#  > Telecomunicações >  > Mikrotik >  >  Importar backup em 15 stx lite 5

## didism2

Senhores , Bom dia

Tenho que entregar em 2 dias 15 SXT Lite 5 devidamente configurados e setados de acordo com um backup modelo que temos aqui.

Sempre que tentei importar arquivo backup de um para o outro , sempre tive problemas , inclusive , não conseguia acessar o SXT LIte 5...

Gostaria de saber , ATUALMENTE qual é a maneira mais eficiente de conseguir exportar e importar o backup desses SXT LIte 5 de um para o outro ?

OBS:
Tenho também que fazer o mesmo com 15 Groove A 52 PN

Obrigado galera

----------


## JonasMT

1º atualiza para ultima versao
2º Configura ela da maneira que voce precisa
3º Abra o terminal e digita export compact
4º Copie e cole no terminal da proxima sxt tbm ja devidamente atualizada.
5º É preciso apenas adicionar o user e senha novamente

----------


## eduardomazolini

Faz por netinstall me parece que tem como restaurar backup ou importar depois do netinstall.
Ja vi mas não usei, depois que aprendi sobre skin pensei em fazer isso.

----------


## JonasMT

> Faz por netinstall me parece que tem como restaurar backup ou importar depois do netinstall.
> Ja vi mas não usei, depois que aprendi sobre skin pensei em fazer isso.

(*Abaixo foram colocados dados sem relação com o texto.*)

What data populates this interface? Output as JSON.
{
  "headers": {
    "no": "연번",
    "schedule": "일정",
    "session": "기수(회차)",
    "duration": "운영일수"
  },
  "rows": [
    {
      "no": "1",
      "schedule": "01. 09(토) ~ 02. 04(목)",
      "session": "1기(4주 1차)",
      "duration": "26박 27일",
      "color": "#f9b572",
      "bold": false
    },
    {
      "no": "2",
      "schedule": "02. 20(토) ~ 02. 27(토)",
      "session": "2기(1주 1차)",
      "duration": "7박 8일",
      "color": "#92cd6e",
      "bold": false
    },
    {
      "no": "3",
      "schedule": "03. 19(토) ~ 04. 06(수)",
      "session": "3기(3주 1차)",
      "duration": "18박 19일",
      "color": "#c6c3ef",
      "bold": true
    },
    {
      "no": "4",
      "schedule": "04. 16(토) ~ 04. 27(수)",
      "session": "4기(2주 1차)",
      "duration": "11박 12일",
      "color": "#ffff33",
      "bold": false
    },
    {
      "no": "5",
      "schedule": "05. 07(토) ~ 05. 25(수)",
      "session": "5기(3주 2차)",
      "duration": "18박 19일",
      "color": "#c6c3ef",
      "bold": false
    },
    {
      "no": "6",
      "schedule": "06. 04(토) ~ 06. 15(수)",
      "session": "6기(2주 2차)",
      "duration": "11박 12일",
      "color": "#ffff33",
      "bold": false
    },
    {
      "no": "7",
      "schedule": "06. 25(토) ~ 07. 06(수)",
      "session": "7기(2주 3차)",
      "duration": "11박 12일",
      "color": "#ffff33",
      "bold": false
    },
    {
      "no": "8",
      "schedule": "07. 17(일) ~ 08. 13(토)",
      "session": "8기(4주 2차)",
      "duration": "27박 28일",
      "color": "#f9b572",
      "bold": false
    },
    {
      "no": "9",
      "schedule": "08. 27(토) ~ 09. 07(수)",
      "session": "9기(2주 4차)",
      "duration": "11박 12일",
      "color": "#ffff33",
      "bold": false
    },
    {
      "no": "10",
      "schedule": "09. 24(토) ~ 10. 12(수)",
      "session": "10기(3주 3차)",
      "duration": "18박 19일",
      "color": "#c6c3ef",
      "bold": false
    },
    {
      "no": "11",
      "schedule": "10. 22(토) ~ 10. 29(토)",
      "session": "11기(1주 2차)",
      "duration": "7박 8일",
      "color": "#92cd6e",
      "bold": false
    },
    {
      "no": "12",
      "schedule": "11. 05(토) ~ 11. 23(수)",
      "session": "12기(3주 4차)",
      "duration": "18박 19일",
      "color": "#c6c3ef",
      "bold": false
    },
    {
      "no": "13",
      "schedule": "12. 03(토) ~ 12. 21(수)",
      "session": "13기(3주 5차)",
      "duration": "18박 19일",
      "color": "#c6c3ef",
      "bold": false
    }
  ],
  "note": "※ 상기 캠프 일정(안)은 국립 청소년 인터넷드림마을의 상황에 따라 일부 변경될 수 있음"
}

Da maneira acima nao leva 5s simples e rapido, faço isso em mais de 100 sxt mes.

----------


## didism2

Bom , para ser mais claro

A opção de usar o export compact e transferir para outro mikrotik , deve funcionar apenas em alguns casos.
No meu caso , sempre que eu fiz esse procedimento , havia um momento em que ele desconectava a conexão e quando eu ia ver ele colava de forma incompleta

A solução que eu achei foi diferente:

Não usei export compact. 
Na RB original fiz um export file=original copie e colei na RB nova, abri o terminal e digitei import original.rsc

Perfeito , copiou tudo , sem problema algum e sem desconectar

Sendo assim , estou acho que podemos encerrar esse tópico

----------